For two years the question every payments firm asked about AI was whether the model was good enough. That question is mostly settled. The models can read a dispute, score a transaction, summarize a merchant's risk profile, and hold a conversation with a cardholder. What firms are discovering now is that having a capable model and running one inside a live payment flow are different problems, and the second one is harder than the first.

PYMNTS put it plainly this week: the industry is finding that AI's real limit is infrastructure, not the technology in the abstract. The bottleneck is no longer how smart the model is. It is whether the rails underneath can run it for every transaction, at a cost that works, fast enough that the customer does not wait.

The hard part of AI in payments stopped being the model a while ago. It is the inference bill, the latency budget, and the data the model can actually reach at the moment of the transaction.

Inference is the cost that does not go away

Training a model is a one-time expense. Inference, the act of running the model every time it answers, is a cost you pay on every single transaction, forever. At the volumes payments runs, that bill is the thing that decides whether an AI feature ships or stays a demo.

This is the context for the custom silicon arms race. OpenAI and Broadcom unveiled Jalapeño, a chip built specifically for running large language models rather than training them. You do not design your own inference chip because the models are not smart enough. You do it because running them at scale is too slow and too expensive on general-purpose hardware, and shaving cents off each inference is the difference between a feature that scales and one that bankrupts the unit economics.

We have tracked this shift before. The latency premium that chipmakers built for human-facing AI does not match what an automated transaction actually needs, and the hardware pipeline is being rewired around that gap. The frontier labs are vertically integrating down to the silicon because inference is where the economics are decided.

The scale of the bet is its own warning

The spending required to meet this demand has stopped being abstract. Oracle is funding a multi-billion-dollar data center buildout partly through debt, and partly by cutting 21,000 jobs to redirect the money toward infrastructure. That is the cost of admission to the inference business, and it tells you the constraint is physical: power, chips, buildings, cooling.

For a payments firm, this reframes the build-versus-buy question. Owning the infrastructure means committing capital at a scale only the largest players can sustain. Renting it means accepting that your AI economics are set by whoever owns the data center, and that your latency depends on their network. We argued during the compute shortage that agentic commerce would hit a physical ceiling before a conceptual one. The infrastructure spending happening now is the industry trying to raise that ceiling, and it is not cheap.

The data layer is the part everyone underrates

A model is only as useful as the data it can reach at the moment it answers. MIT Technology Review described the emergence of a web data infrastructure layer for AI, built on the recognition that most of the information enterprises need is blocked, unstructured, or trapped in systems the model cannot query in real time.
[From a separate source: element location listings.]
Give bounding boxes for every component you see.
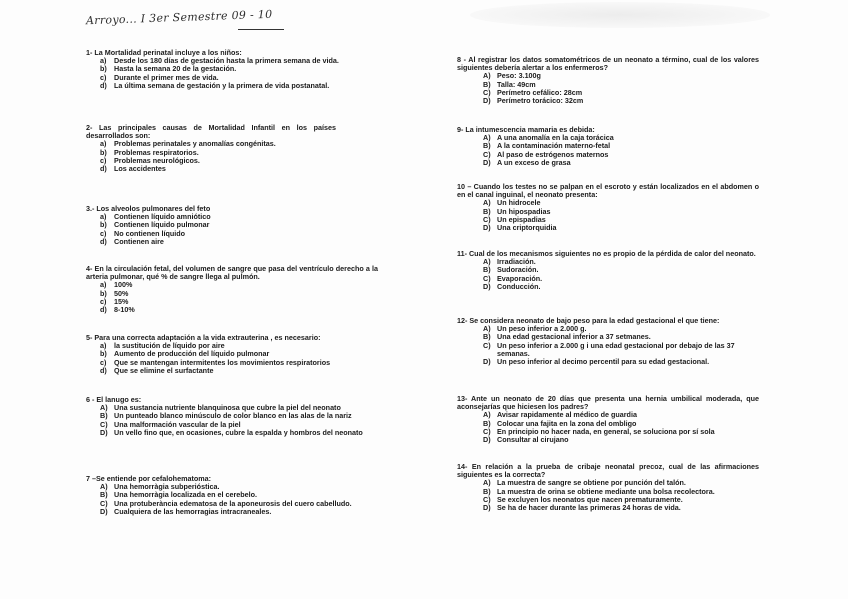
option-text: Los accidentes bbox=[114, 164, 166, 174]
option-label: b) bbox=[100, 288, 107, 298]
question-11 bbox=[457, 250, 759, 291]
option-label: d) bbox=[100, 305, 107, 315]
option-label: A) bbox=[483, 198, 491, 208]
option-label: c) bbox=[100, 228, 107, 238]
option-text: Un peso inferior a 2.000 g i una edad gestacional por debajo de las 37 semanas. bbox=[497, 340, 735, 358]
option-label: d) bbox=[100, 236, 107, 246]
option-d bbox=[86, 238, 346, 246]
option-d bbox=[457, 283, 759, 291]
option-text: Se ha de hacer durante las primeras 24 horas de vida. bbox=[497, 503, 681, 513]
option-label: a) bbox=[100, 280, 107, 290]
option-label: a) bbox=[100, 341, 107, 351]
option-text: A un exceso de grasa bbox=[497, 157, 571, 167]
option-label: c) bbox=[100, 72, 107, 82]
handwritten-header: Arroyo... I 3er Semestre 09 - 10 bbox=[85, 7, 273, 28]
option-d bbox=[86, 306, 378, 314]
option-label: D) bbox=[483, 435, 491, 445]
option-text: Problemas neurológicos. bbox=[114, 155, 200, 165]
option-text: A la contaminación materno-fetal bbox=[497, 141, 611, 151]
option-text: Al paso de estrógenos maternos bbox=[497, 149, 609, 159]
option-label: b) bbox=[100, 147, 107, 157]
option-text: Evaporación. bbox=[497, 273, 543, 283]
option-text: Contienen líquido pulmonar bbox=[114, 220, 210, 230]
option-text: Un hidrocele bbox=[497, 198, 541, 208]
option-text: Sudoración. bbox=[497, 265, 539, 275]
option-d bbox=[457, 224, 759, 232]
option-text: Perímetro torácico: 32cm bbox=[497, 96, 584, 106]
option-text: La muestra de orina se obtiene mediante una bolsa recolectora. bbox=[497, 486, 715, 496]
option-text: Cualquiera de las hemorragias intracraneales. bbox=[114, 506, 272, 516]
question-14 bbox=[457, 463, 759, 512]
option-d bbox=[86, 508, 382, 516]
option-d bbox=[457, 436, 759, 444]
option-text: Perímetro cefálico: 28cm bbox=[497, 87, 583, 97]
option-text: No contienen líquido bbox=[114, 228, 186, 238]
option-label: D) bbox=[483, 281, 491, 291]
question-stem: 11- Cual de los mecanismos siguientes no es propio de la pérdida de calor del neonato. bbox=[457, 249, 756, 258]
question-stem: 7 –Se entiende por cefalohematoma: bbox=[86, 474, 212, 483]
question-10 bbox=[457, 183, 759, 232]
question-4 bbox=[86, 265, 378, 314]
option-label: c) bbox=[100, 357, 107, 367]
question-stem: 2- Las principales causas de Mortalidad Infantil en los países desarrollados son: bbox=[86, 123, 336, 141]
option-text: 8-10% bbox=[114, 305, 135, 315]
option-text: Una criptorquidia bbox=[497, 223, 557, 233]
option-text: Un vello fino que, en ocasiones, cubre la espalda y hombros del neonato bbox=[114, 427, 363, 437]
question-5 bbox=[86, 334, 378, 375]
question-7 bbox=[86, 475, 382, 516]
question-stem: 12- Se considera neonato de bajo peso para la edad gestacional el que tiene: bbox=[457, 316, 720, 325]
option-label: d) bbox=[100, 80, 107, 90]
option-text: Consultar al cirujano bbox=[497, 435, 569, 445]
question-stem: 13- Ante un neonato de 20 días que presenta una hernia umbilical moderada, que aconsejarías que hiciesen los padres? bbox=[457, 394, 759, 412]
option-text: Una sustancia nutriente blanquinosa que cubre la piel del neonato bbox=[114, 403, 341, 413]
question-12 bbox=[457, 317, 759, 366]
question-stem: 1- La Mortalidad perinatal incluye a los niños: bbox=[86, 48, 242, 57]
option-text: Peso: 3.100g bbox=[497, 71, 541, 81]
option-label: B) bbox=[100, 490, 108, 500]
option-label: c) bbox=[100, 155, 107, 165]
option-label: A) bbox=[100, 403, 108, 413]
option-text: Avisar rapidamente al médico de guardia bbox=[497, 410, 637, 420]
option-text: 100% bbox=[114, 280, 133, 290]
option-text: Una edad gestacional inferior a 37 setmanes. bbox=[497, 332, 651, 342]
option-label: C) bbox=[483, 214, 491, 224]
option-label: a) bbox=[100, 212, 107, 222]
option-label: B) bbox=[483, 418, 491, 428]
option-d bbox=[457, 97, 759, 105]
option-label: D) bbox=[100, 427, 108, 437]
option-text: Un punteado blanco minúsculo de color blanco en las alas de la nariz bbox=[114, 411, 352, 421]
option-text: Hasta la semana 20 de la gestación. bbox=[114, 64, 237, 74]
option-label: A) bbox=[483, 133, 491, 143]
option-text: Desde los 180 días de gestación hasta la primera semana de vida. bbox=[114, 56, 339, 66]
question-8 bbox=[457, 56, 759, 105]
option-text: Contienen líquido amniótico bbox=[114, 212, 211, 222]
option-label: C) bbox=[483, 149, 491, 159]
option-d bbox=[86, 429, 382, 437]
option-label: D) bbox=[483, 96, 491, 106]
question-stem: 10 – Cuando los testes no se palpan en el escroto y están localizados en el abdomen o en el canal inguinal, el neonato presenta: bbox=[457, 182, 759, 200]
option-label: d) bbox=[100, 164, 107, 174]
option-label: C) bbox=[483, 426, 491, 436]
option-d bbox=[86, 82, 378, 90]
option-text: Un hipospadias bbox=[497, 206, 551, 216]
bleed-through-mark bbox=[470, 2, 770, 28]
option-label: B) bbox=[483, 79, 491, 89]
option-label: B) bbox=[483, 141, 491, 151]
option-d bbox=[86, 165, 336, 173]
option-label: b) bbox=[100, 64, 107, 74]
option-label: A) bbox=[483, 410, 491, 420]
option-label: d) bbox=[100, 365, 107, 375]
option-text: Un peso inferior al decimo percentil para su edad gestacional. bbox=[497, 357, 710, 367]
option-label: C) bbox=[483, 340, 491, 350]
option-d bbox=[457, 504, 759, 512]
question-1 bbox=[86, 49, 378, 90]
option-text: Una malformación vascular de la piel bbox=[114, 419, 241, 429]
option-text: Irradiación. bbox=[497, 257, 536, 267]
option-d bbox=[457, 159, 759, 167]
option-label: B) bbox=[100, 411, 108, 421]
option-b bbox=[86, 290, 378, 298]
option-label: a) bbox=[100, 139, 107, 149]
option-label: c) bbox=[100, 296, 107, 306]
option-c bbox=[457, 342, 759, 358]
question-stem: 9- La intumescencia mamaria es debida: bbox=[457, 125, 595, 134]
option-label: A) bbox=[483, 257, 491, 267]
option-label: b) bbox=[100, 349, 107, 359]
option-label: A) bbox=[483, 478, 491, 488]
question-3 bbox=[86, 205, 346, 246]
option-label: B) bbox=[483, 486, 491, 496]
question-stem: 4- En la circulación fetal, del volumen de sangre que pasa del ventrículo derecho a la arteria pulmonar, qué % de sangre llega al pulmón. bbox=[86, 264, 378, 282]
option-d bbox=[86, 367, 378, 375]
option-label: C) bbox=[100, 498, 108, 508]
option-text: Contienen aire bbox=[114, 236, 164, 246]
question-stem: 5- Para una correcta adaptación a la vida extrauterina , es necesario: bbox=[86, 333, 321, 342]
option-text: Una hemorràgia subperióstica. bbox=[114, 482, 220, 492]
option-label: D) bbox=[483, 223, 491, 233]
option-text: A una anomalía en la caja torácica bbox=[497, 133, 614, 143]
option-text: Un peso inferior a 2.000 g. bbox=[497, 324, 587, 334]
option-label: C) bbox=[483, 494, 491, 504]
header-underline bbox=[238, 29, 284, 30]
question-stem: 14- En relación a la prueba de cribaje neonatal precoz, cual de las afirmaciones siguientes es la correcta? bbox=[457, 462, 759, 480]
option-text: Un epispadias bbox=[497, 214, 546, 224]
option-text: 50% bbox=[114, 288, 129, 298]
question-2 bbox=[86, 124, 336, 173]
option-label: A) bbox=[100, 482, 108, 492]
option-text: Durante el primer mes de vida. bbox=[114, 72, 219, 82]
question-6 bbox=[86, 396, 382, 437]
option-text: En principio no hacer nada, en general, se soluciona por sí sola bbox=[497, 426, 715, 436]
option-label: D) bbox=[100, 506, 108, 516]
option-text: la sustitución de líquido por aire bbox=[114, 341, 225, 351]
option-text: La muestra de sangre se obtiene por punción del talón. bbox=[497, 478, 686, 488]
option-text: Aumento de producción del líquido pulmonar bbox=[114, 349, 270, 359]
question-stem: 8 - Al registrar los datos somatométricos de un neonato a término, cual de los valores siguientes debería alertar a los enfermeros? bbox=[457, 55, 759, 73]
option-label: C) bbox=[483, 87, 491, 97]
question-9 bbox=[457, 126, 759, 167]
option-label: A) bbox=[483, 71, 491, 81]
option-label: B) bbox=[483, 265, 491, 275]
option-label: B) bbox=[483, 206, 491, 216]
option-a bbox=[86, 281, 378, 289]
question-13 bbox=[457, 395, 759, 444]
option-text: Se excluyen los neonatos que nacen prematuramente. bbox=[497, 494, 683, 504]
option-label: b) bbox=[100, 220, 107, 230]
option-label: D) bbox=[483, 503, 491, 513]
option-label: B) bbox=[483, 332, 491, 342]
option-text: Que se elimine el surfactante bbox=[114, 365, 214, 375]
question-stem: 6 - El lanugo es: bbox=[86, 395, 142, 404]
option-label: C) bbox=[100, 419, 108, 429]
option-label: D) bbox=[483, 357, 491, 367]
option-text: Una protuberància edematosa de la aponeurosis del cuero cabelludo. bbox=[114, 498, 352, 508]
option-label: A) bbox=[483, 324, 491, 334]
option-text: Problemas respiratorios. bbox=[114, 147, 199, 157]
option-label: a) bbox=[100, 56, 107, 66]
option-d bbox=[457, 358, 759, 366]
option-text: La última semana de gestación y la primera de vida postanatal. bbox=[114, 80, 330, 90]
option-text: Colocar una fajita en la zona del ombligo bbox=[497, 418, 637, 428]
option-text: 15% bbox=[114, 296, 129, 306]
option-text: Conducción. bbox=[497, 281, 541, 291]
option-text: Una hemorràgia localizada en el cerebelo. bbox=[114, 490, 258, 500]
option-label: C) bbox=[483, 273, 491, 283]
question-stem: 3.- Los alveolos pulmonares del feto bbox=[86, 204, 211, 213]
option-text: Que se mantengan intermitentes los movimientos respiratorios bbox=[114, 357, 331, 367]
option-text: Talla: 49cm bbox=[497, 79, 536, 89]
option-text: Problemas perinatales y anomalías congénitas. bbox=[114, 139, 276, 149]
option-label: D) bbox=[483, 157, 491, 167]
In payments, this is the harder half of the problem and the one that gets the least attention. The model can be brilliant and the chip can be fast, but if the fraud decision needs a customer's transaction history, the merchant's risk profile, and a sanctions check, and those three sources live in systems that answer in their own time, the AI waits with everything else. The intelligence is not the constraint. The data plumbing is.
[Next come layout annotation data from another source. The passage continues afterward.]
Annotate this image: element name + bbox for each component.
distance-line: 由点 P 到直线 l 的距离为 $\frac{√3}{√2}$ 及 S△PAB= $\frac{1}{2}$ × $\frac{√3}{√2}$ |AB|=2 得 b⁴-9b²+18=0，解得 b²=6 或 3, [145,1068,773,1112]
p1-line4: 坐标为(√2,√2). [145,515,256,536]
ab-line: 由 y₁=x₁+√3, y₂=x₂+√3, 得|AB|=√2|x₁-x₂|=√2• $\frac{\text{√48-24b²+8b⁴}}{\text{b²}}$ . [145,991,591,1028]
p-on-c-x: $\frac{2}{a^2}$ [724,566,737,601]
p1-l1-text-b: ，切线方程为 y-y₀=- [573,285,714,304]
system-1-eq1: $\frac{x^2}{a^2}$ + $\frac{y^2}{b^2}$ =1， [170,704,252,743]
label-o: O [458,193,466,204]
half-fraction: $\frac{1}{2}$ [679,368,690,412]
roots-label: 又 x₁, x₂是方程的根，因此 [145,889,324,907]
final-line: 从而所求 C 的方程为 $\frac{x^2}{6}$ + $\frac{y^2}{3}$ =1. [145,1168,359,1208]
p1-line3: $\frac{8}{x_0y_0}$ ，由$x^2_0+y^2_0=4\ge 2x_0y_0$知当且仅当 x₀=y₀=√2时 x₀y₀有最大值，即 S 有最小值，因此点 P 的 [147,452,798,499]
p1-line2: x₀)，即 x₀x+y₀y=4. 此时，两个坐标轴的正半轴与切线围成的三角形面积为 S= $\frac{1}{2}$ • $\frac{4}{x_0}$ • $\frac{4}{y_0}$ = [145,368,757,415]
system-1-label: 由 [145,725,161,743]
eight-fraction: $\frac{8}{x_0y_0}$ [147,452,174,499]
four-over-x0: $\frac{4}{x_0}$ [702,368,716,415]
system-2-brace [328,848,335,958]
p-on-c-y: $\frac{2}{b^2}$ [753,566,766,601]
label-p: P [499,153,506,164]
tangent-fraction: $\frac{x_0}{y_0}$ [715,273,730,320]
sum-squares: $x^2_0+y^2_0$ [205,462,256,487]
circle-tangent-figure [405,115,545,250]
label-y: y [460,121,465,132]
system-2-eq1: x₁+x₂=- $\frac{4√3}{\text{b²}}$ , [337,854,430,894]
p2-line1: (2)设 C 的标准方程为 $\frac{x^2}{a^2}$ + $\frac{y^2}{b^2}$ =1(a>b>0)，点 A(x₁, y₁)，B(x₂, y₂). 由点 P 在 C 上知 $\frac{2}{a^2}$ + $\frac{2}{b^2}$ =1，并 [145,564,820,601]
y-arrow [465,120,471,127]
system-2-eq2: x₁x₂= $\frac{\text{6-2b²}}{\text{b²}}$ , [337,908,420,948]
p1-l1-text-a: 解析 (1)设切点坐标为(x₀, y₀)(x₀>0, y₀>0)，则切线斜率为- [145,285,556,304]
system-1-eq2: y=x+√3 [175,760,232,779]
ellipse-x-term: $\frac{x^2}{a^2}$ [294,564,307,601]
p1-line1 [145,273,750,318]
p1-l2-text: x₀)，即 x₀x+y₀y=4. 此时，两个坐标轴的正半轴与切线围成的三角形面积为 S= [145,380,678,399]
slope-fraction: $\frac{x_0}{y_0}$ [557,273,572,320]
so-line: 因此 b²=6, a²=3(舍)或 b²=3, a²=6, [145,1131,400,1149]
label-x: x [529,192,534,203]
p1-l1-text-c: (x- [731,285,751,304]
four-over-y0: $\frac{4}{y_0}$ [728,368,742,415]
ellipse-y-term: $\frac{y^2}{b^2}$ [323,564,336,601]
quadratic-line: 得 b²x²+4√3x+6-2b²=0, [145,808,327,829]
What this means for the firms deciding now

The reframe is uncomfortable because it favors a different kind of company. If the model were the constraint, the winner would be whoever had the cleverest AI. Since the constraint is infrastructure, the advantage goes to whoever controls reliable, low-latency, affordable inference and clean access to the data the model needs. Those are not the same companies, and the second list is shorter.

For most payments firms, the practical conclusion is to stop shopping for models and start auditing the rail underneath. What does an inference cost at your transaction volume. What latency can you actually promise a customer when the model is in the loop. Which data does the model need at decision time, and can your systems serve it in milliseconds rather than minutes. Those questions decide whether an AI feature ships, and none of them are about how smart the model is.

The models got smart enough. The firms that win the next phase will be the ones that built, or rented well, the infrastructure to run them.

If the model is no longer the hard part, how much of your AI roadmap is really a budget for inference and data you have not priced yet?

Charlie Major is a Product Development Manager at Mastercard. The views and opinions expressed in Major Matters are his own and do not represent those of Mastercard.